Jesus is among them like the Savior in a Renaissance picture, odd and beneficent next to recognizable portraits. They move through fields of wheat as in an illuminated manuscript.

The great surprise is the nudity and sterility of Dreyer’s camerawork after Vredens dag, there is the one image to which all this tends, and the rest is a great lassitude of acquired knowledge that he reviles as bitterness. The camera in motion no longer accumulates form, it dispatches an incommodious space of dullness, enlivened only by the objects and furniture like Blake’s musical instruments. Everything is there, without satire.

The godless drone through their prayers, hope for a Redeemer or keep the Law variously, even the atheist is rich in fellow-feeling, yet “one thing thou lackest”, and it is Dreyer’s business to drive Kierkegaard’s point home beyond all cavils and considerations.

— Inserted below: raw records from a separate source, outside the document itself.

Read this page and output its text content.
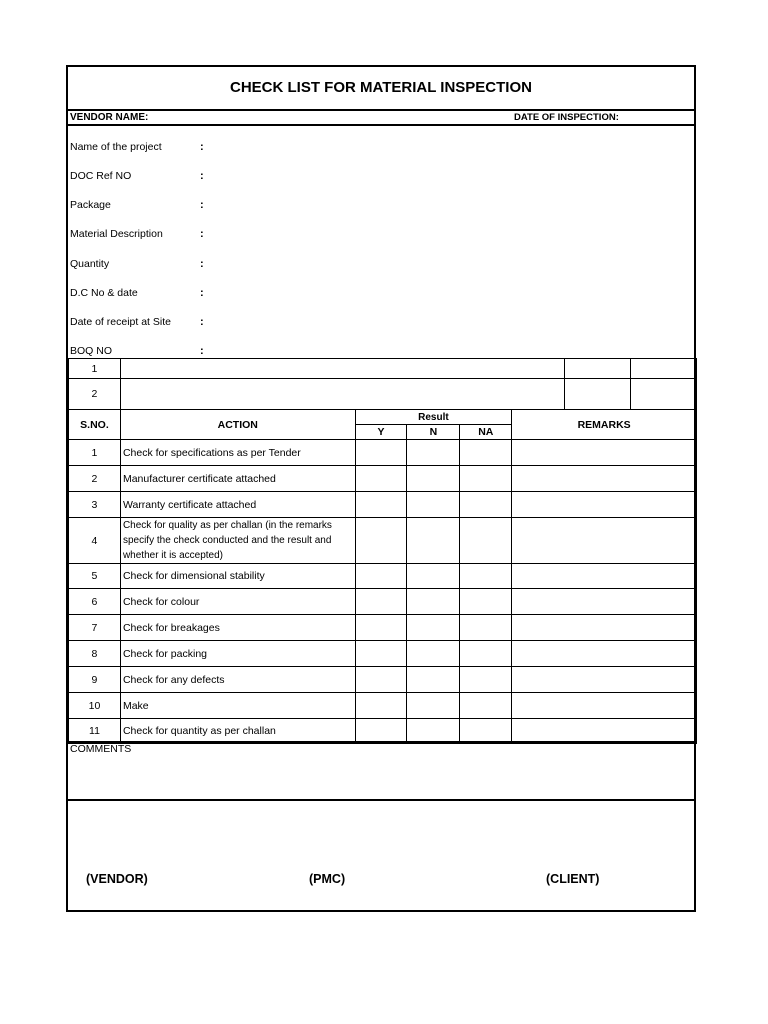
CHECK LIST FOR MATERIAL INSPECTION
VENDOR NAME:	DATE OF INSPECTION:
Name of the project	:
DOC Ref NO	:
Package	:
Material Description	:
Quantity	:
D.C No & date	:
Date of receipt at Site	:
BOQ NO	:
1			
2			
S.NO.	ACTION	Result			REMARKS
		Y	N	NA	
1	Check for specifications as per Tender				
2	Manufacturer certificate attached				
3	Warranty certificate attached				
4	Check for quality as per challan (in the remarks specify the check conducted and the result and whether it is accepted)				
5	Check for dimensional stability				
6	Check for colour				
7	Check for breakages				
8	Check for packing				
9	Check for any defects				
10	Make				
11	Check for quantity as per challan				
COMMENTS
(VENDOR)	(PMC)	(CLIENT)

The Catholic position is casuistical, owing to its neat identification here with the synagogue of the Pharisees, thus making the point. Protestants are more open-minded.

Dreyer saw the play when it opened in 1932, an extant photograph of the last scene shows how closely he remembered it. It was filmed by Gustaf Molander in 1943 with Victor Sjöström, doubtless in response to circumstances. Dreyer replaced two-thirds of the dialogue with pictures. Unused material from Vredens dag supplies the score.

 

Gertrud

The learned counselor and political sage is much too busy with his work and, even made Minister of State, cannot keep his wife.

She will have the young composer, but he is a libertine and not conscientious enough at his work, he will not have her (and there is another).

The poet is much too interested in his career, and besides, the final break with the composer sets her off on a course of studies in psychology and psychiatry, at Paris.

Neither beautiful, nor young, nor alive, as her one and only poem has it, but loving.

Certain of the monumental aspects of this satire are overwhelming in their monstrousness. On the other hand, you have the Surrealist photograph called Versailles, which simply represents a young woman in a doorway.

After this, Fellini would have to invent City of Women.

The really great writer ought to know something about the horse-leech’s daughter and vanity, n’est-ce pas?

Dreyer runs through himself and Beckett and Herzog and everything to the end of all things, dispensing wisdom all the way.

Thornton Wilder discusses all this in The Bridge of San Luis Rey (dir. Rowland V. Lee), it’s out, if you want to read, do so.

The poetry of earth is never dead...

Étant donnés, says Duchamp in Philadelphia.